Question

Find the value of ${\tan ^{ - 1}}\sqrt 3 - {\cot ^{ - 1}}( - \sqrt 3 )$

Answer 1

Find the principal value of the two trigonometric functions and find the value and perform action. First the value of the ${\tan ^{ - 1}}\sqrt 3$, with the help of the principal value of ${\tan ^{ - 1}}$ and from that we will find the value of the ${\tan ^{ - 1}}$ and similar for finding the value of ${\cot ^{ - 1}}( - \sqrt 3 )$ by the help of its principle value and then we get the value of it and then we are going to substitute them into the main expression and get the final value which is required in the question.

Complete step by step solution:
First let's find the value of ${\tan ^{ - 1}}\sqrt 3$.

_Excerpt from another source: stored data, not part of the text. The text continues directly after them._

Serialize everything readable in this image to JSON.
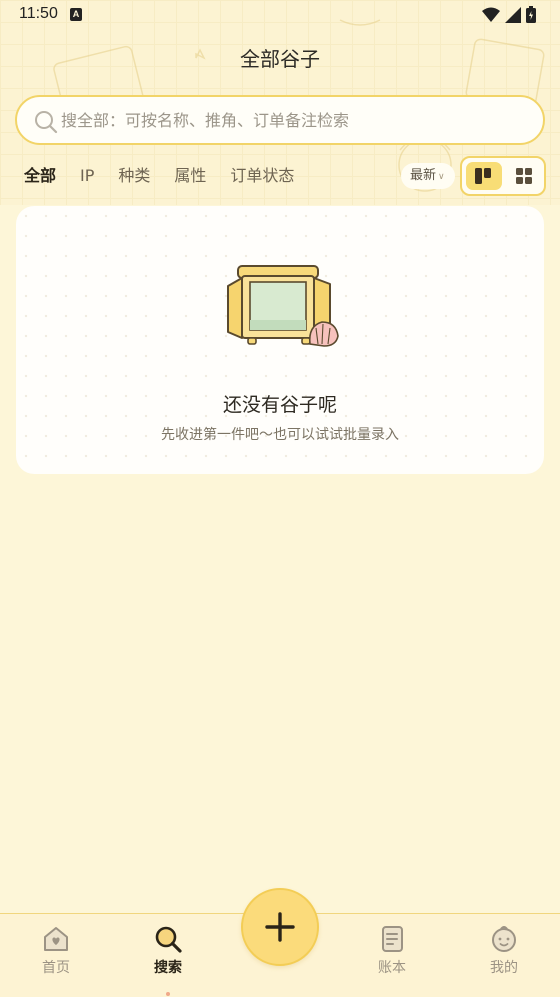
{
  "status_bar": {
    "time": "11:50"
  },
  "page": {
    "title": "全部谷子"
  },
  "search": {
    "placeholder": "搜全部：可按名称、推角、订单备注检索",
    "value": ""
  },
  "filter_tabs": [
    {
      "label": "全部",
      "active": true
    },
    {
      "label": "IP",
      "active": false
    },
    {
      "label": "种类",
      "active": false
    },
    {
      "label": "属性",
      "active": false
    },
    {
      "label": "订单状态",
      "active": false
    }
  ],
  "sort": {
    "label": "最新"
  },
  "view_mode": {
    "options": [
      "board-icon",
      "grid-icon"
    ],
    "selected": "board-icon"
  },
  "empty_state": {
    "title": "还没有谷子呢",
    "subtitle": "先收进第一件吧～也可以试试批量录入",
    "icon": "cabinet-icon"
  },
  "bottom_nav": [
    {
      "label": "首页",
      "icon": "home-icon",
      "active": false
    },
    {
      "label": "搜索",
      "icon": "search-icon",
      "active": true
    },
    {
      "label": "账本",
      "icon": "ledger-icon",
      "active": false
    },
    {
      "label": "我的",
      "icon": "profile-icon",
      "active": false
    }
  ],
  "fab": {
    "icon": "plus-icon"
  },
  "colors": {
    "background": "#fdf6d8",
    "accent": "#f4c531",
    "accent_light": "#fbdb7b",
    "border": "#f2d468",
    "text_primary": "#2e2a22",
    "text_secondary": "#7c7464"
  }
}
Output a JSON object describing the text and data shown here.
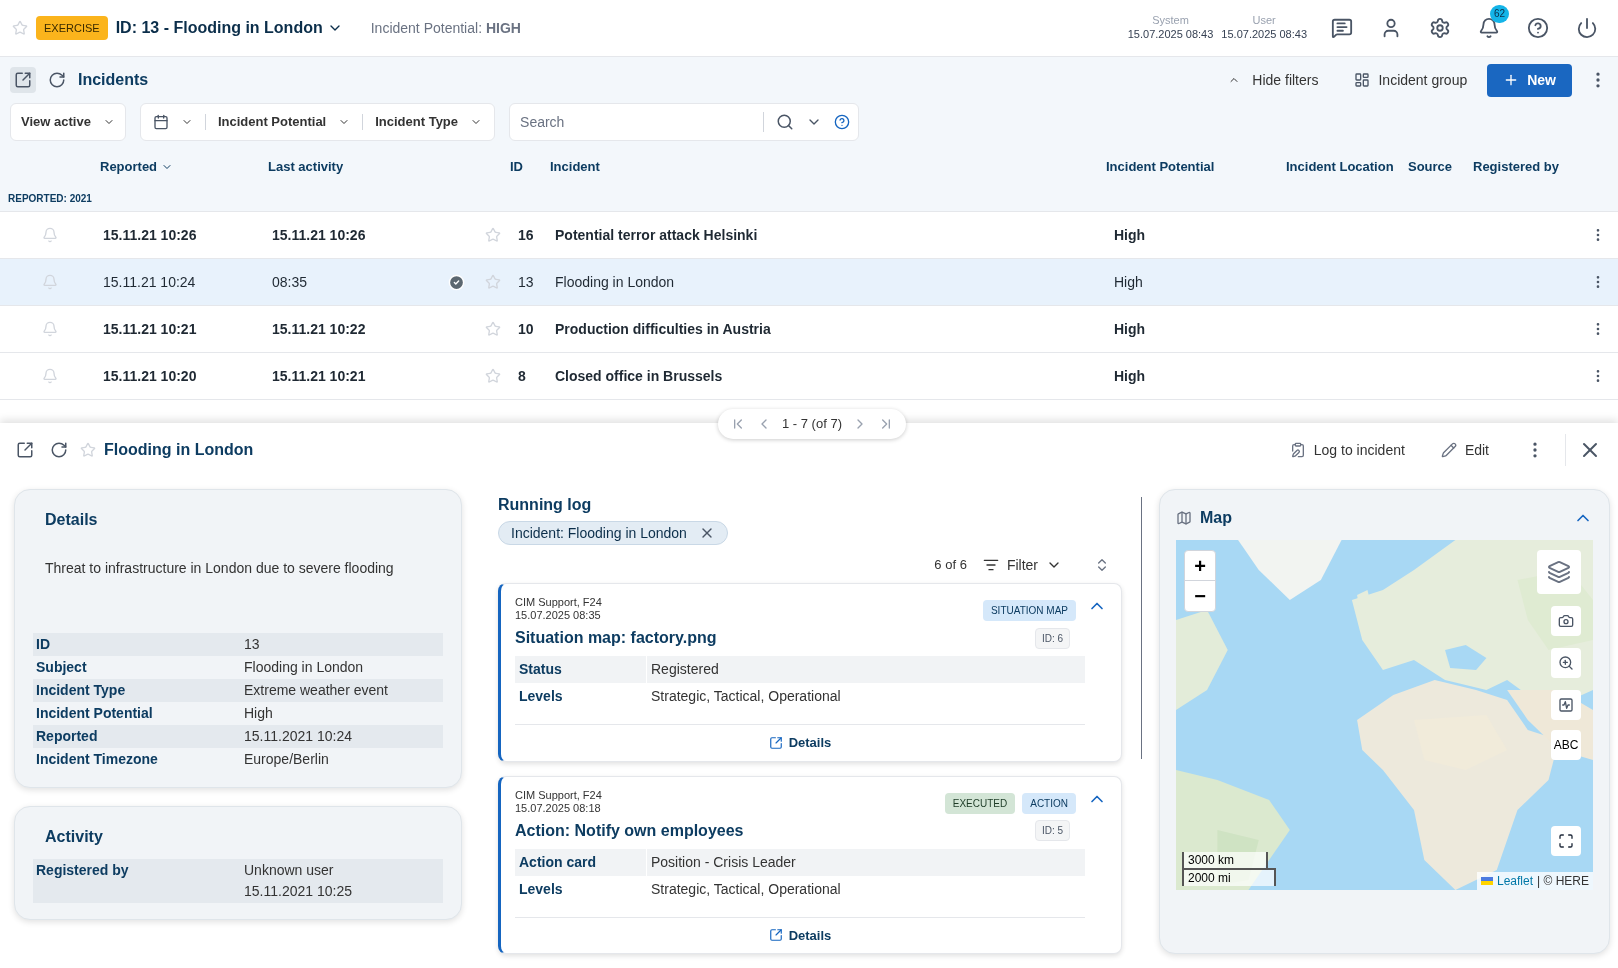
{
  "header": {
    "badge": "EXERCISE",
    "title": "ID: 13 - Flooding in London",
    "potential": "Incident Potential: **HIGH**",
    "clocks": [
      {
        "label": "System",
        "time": "15.07.2025 08:43"
      },
      {
        "label": "User",
        "time": "15.07.2025 08:43"
      }
    ],
    "notifications": "62"
  },
  "toolbar": {
    "title": "Incidents",
    "hide_filters": "Hide filters",
    "group": "Incident group",
    "new": "New"
  },
  "filters": {
    "view": "View active",
    "potential": "Incident Potential",
    "type": "Incident Type",
    "search_placeholder": "Search"
  },
  "incidents": {
    "columns": [
      "Reported",
      "Last activity",
      "ID",
      "Incident",
      "Incident Potential",
      "Incident Location",
      "Source",
      "Registered by"
    ],
    "group": "REPORTED: 2021",
    "rows": [
      {
        "reported": "15.11.21 10:26",
        "last_activity": "15.11.21 10:26",
        "done": false,
        "id": "16",
        "incident": "Potential terror attack Helsinki",
        "potential": "High",
        "unread": true,
        "selected": false
      },
      {
        "reported": "15.11.21 10:24",
        "last_activity": "08:35",
        "done": true,
        "id": "13",
        "incident": "Flooding in London",
        "potential": "High",
        "unread": false,
        "selected": true
      },
      {
        "reported": "15.11.21 10:21",
        "last_activity": "15.11.21 10:22",
        "done": false,
        "id": "10",
        "incident": "Production difficulties in Austria",
        "potential": "High",
        "unread": true,
        "selected": false
      },
      {
        "reported": "15.11.21 10:20",
        "last_activity": "15.11.21 10:21",
        "done": false,
        "id": "8",
        "incident": "Closed office in Brussels",
        "potential": "High",
        "unread": true,
        "selected": false
      }
    ],
    "pagination": "1 - 7 (of 7)"
  },
  "detail": {
    "title": "Flooding in London",
    "log_to_incident": "Log to incident",
    "edit": "Edit",
    "details": {
      "title": "Details",
      "description": "Threat to infrastructure in London due to severe flooding",
      "fields": [
        {
          "label": "ID",
          "value": "13"
        },
        {
          "label": "Subject",
          "value": "Flooding in London"
        },
        {
          "label": "Incident Type",
          "value": "Extreme weather event"
        },
        {
          "label": "Incident Potential",
          "value": "High"
        },
        {
          "label": "Reported",
          "value": "15.11.2021 10:24"
        },
        {
          "label": "Incident Timezone",
          "value": "Europe/Berlin"
        }
      ]
    },
    "activity": {
      "title": "Activity",
      "fields": [
        {
          "label": "Registered by",
          "value": "Unknown user",
          "value2": "15.11.2021 10:25"
        }
      ]
    },
    "running_log": {
      "title": "Running log",
      "chip": "Incident: Flooding in London",
      "count": "6 of 6",
      "filter": "Filter",
      "entries": [
        {
          "author": "CIM Support, F24",
          "time": "15.07.2025 08:35",
          "title": "Situation map: factory.png",
          "expanded": true,
          "tags": [
            {
              "label": "SITUATION MAP",
              "kind": "type"
            }
          ],
          "id": "ID: 6",
          "fields": [
            {
              "label": "Status",
              "value": "Registered"
            },
            {
              "label": "Levels",
              "value": "Strategic, Tactical, Operational"
            }
          ],
          "details": "Details"
        },
        {
          "author": "CIM Support, F24",
          "time": "15.07.2025 08:18",
          "title": "Action: Notify own employees",
          "expanded": true,
          "tags": [
            {
              "label": "EXECUTED",
              "kind": "status"
            },
            {
              "label": "ACTION",
              "kind": "type"
            }
          ],
          "id": "ID: 5",
          "fields": [
            {
              "label": "Action card",
              "value": "Position - Crisis Leader"
            },
            {
              "label": "Levels",
              "value": "Strategic, Tactical, Operational"
            }
          ],
          "details": "Details"
        }
      ]
    },
    "map": {
      "title": "Map",
      "expanded": true,
      "zoom_in": "+",
      "zoom_out": "−",
      "labels_button": "ABC",
      "scale": [
        "3000 km",
        "2000 mi"
      ],
      "attribution_link": "Leaflet",
      "attribution": "| © HERE"
    }
  }
}
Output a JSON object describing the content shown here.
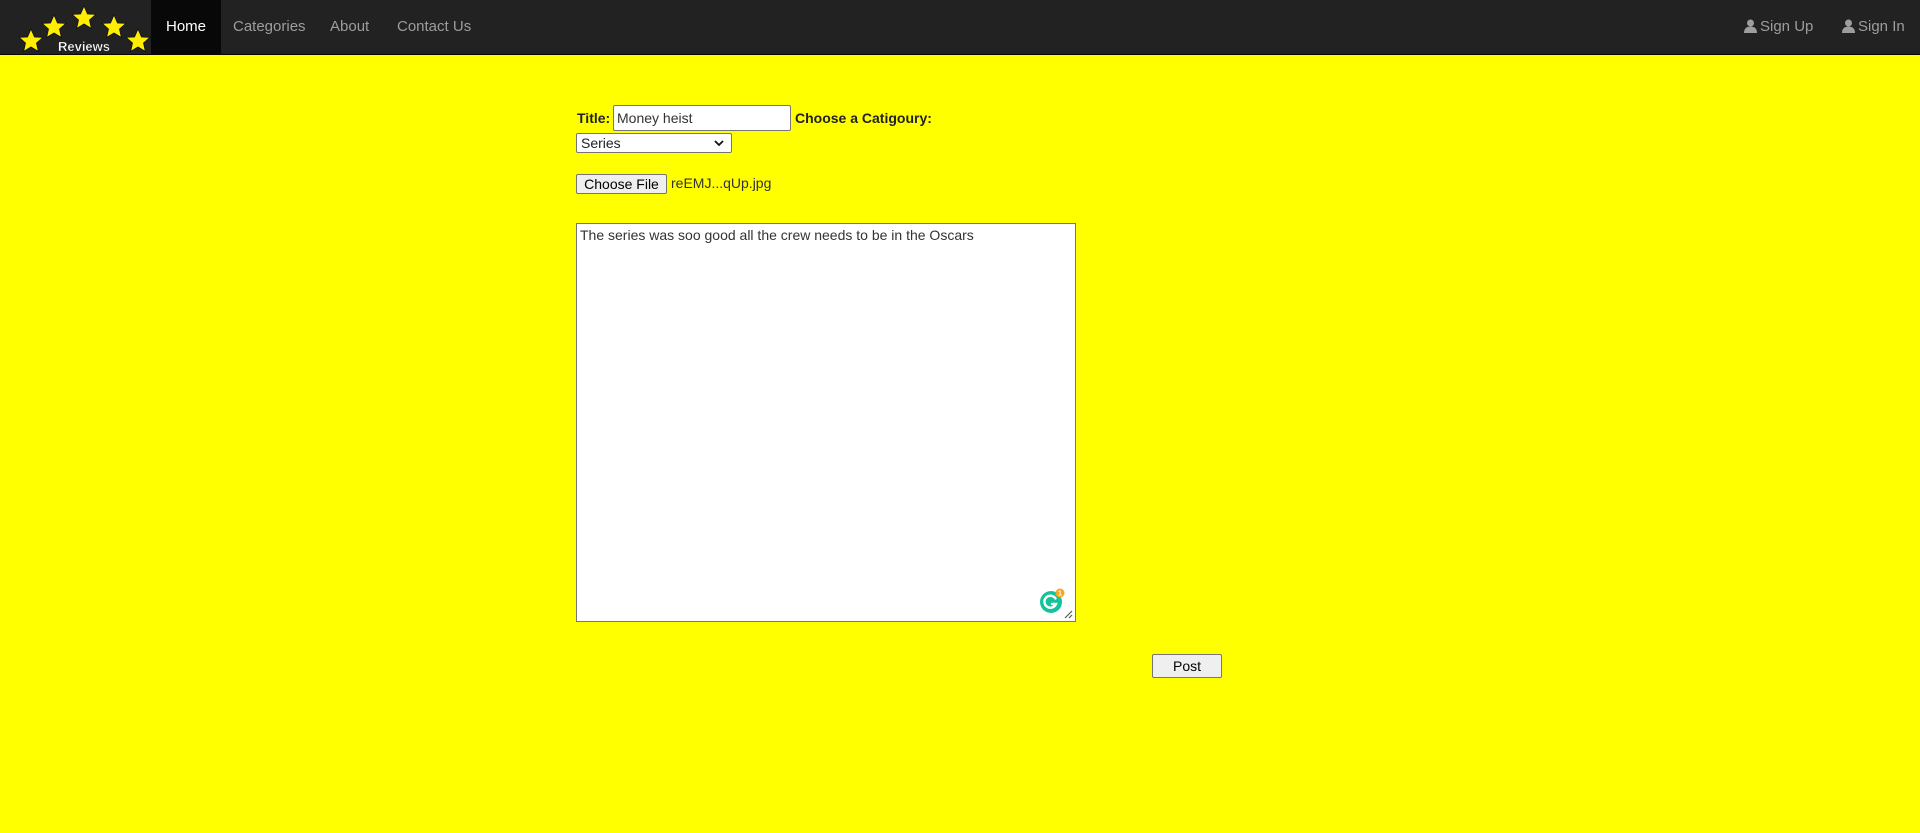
{
  "navbar": {
    "logo_text": "Reviews",
    "items": [
      {
        "label": "Home",
        "active": true
      },
      {
        "label": "Categories",
        "active": false
      },
      {
        "label": "About",
        "active": false
      },
      {
        "label": "Contact Us",
        "active": false
      }
    ],
    "signup": {
      "label": "Sign Up",
      "icon": "user-icon"
    },
    "signin": {
      "label": "Sign In",
      "icon": "user-icon"
    }
  },
  "form": {
    "title_label": "Title:",
    "title_value": "Money heist",
    "category_label": "Choose a Catigoury:",
    "category_selected": "Series",
    "file_button": "Choose File",
    "file_name": "reEMJ...qUp.jpg",
    "review_text": "The series was soo good all the crew needs to be in the Oscars",
    "grammarly_badge": "1",
    "post_button": "Post"
  },
  "colors": {
    "background": "#ffff00",
    "navbar": "#222222",
    "nav_active": "#080808",
    "star": "#ffee00",
    "grammarly": "#15c39a"
  }
}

$$\Rightarrow y = {\tan ^{ - 1}}\sqrt 3 \\\ \Rightarrow \tan \,y = \sqrt 3 \\\$$

Since$\sqrt 3$ is positive, so the range of ${\tan ^{ - 1}}$ is $\left( {\dfrac{{ - \pi }}{2},\dfrac{\pi }{2}} \right)$
$\Rightarrow \tan \,y = \tan \left( {\dfrac{\pi }{3}} \right)$
Hence, principal value of ${\tan ^{ - 1}}\sqrt 3$ is $\dfrac{\pi }{3}$
The same way, are going to find the value of ${\cot ^{ - 1}}( - \sqrt 3 )$
Let us consider the given inverse term as equal to $x$
$\Rightarrow x = {\cot ^{ - 1}}( - \sqrt 3 )$
Now we are going to find the value
$\Rightarrow \cot x = - \sqrt 3$
Since $- \sqrt 3$ is negative
The principal value of ${\cot ^{ - 1}}$ is$\pi - \theta$
It lies between the range of $(0,\pi )$
So, on substituting, we will get
$\Rightarrow \pi - \dfrac{\pi }{6} = \dfrac{{5\pi }}{6}$
The value of ${\cot ^{ - 1}}( - \sqrt 3 )$ is $\dfrac{{5\pi }}{6}$.
Since, we have found the value of all the inverse trigonometric functions, we can now substitute them into the given expression from the question.
$\Rightarrow {\tan ^{ - 1}}\sqrt 3 - {\cot ^{ - 1}}( - \sqrt 3 )$
On substituting, we get

$$\Rightarrow \dfrac{\pi }{3} - \dfrac{{5\pi }}{6} \\\ \Rightarrow \dfrac{{2\pi - 5\pi }}{6} \\\ \Rightarrow \dfrac{{ - 3\pi }}{6} \\\ \Rightarrow \dfrac{{ - \pi }}{2} \\\$$

The above value is the final resultant solution required questions.

Thus the answer is $\dfrac{{ - \pi }}{2}$

Note: To solve this solution, we have to be familiar with the principal values of all the inverse trigonometric functions and what range they lie in and based on the nature of the value of inverse trigonometry, we get the values.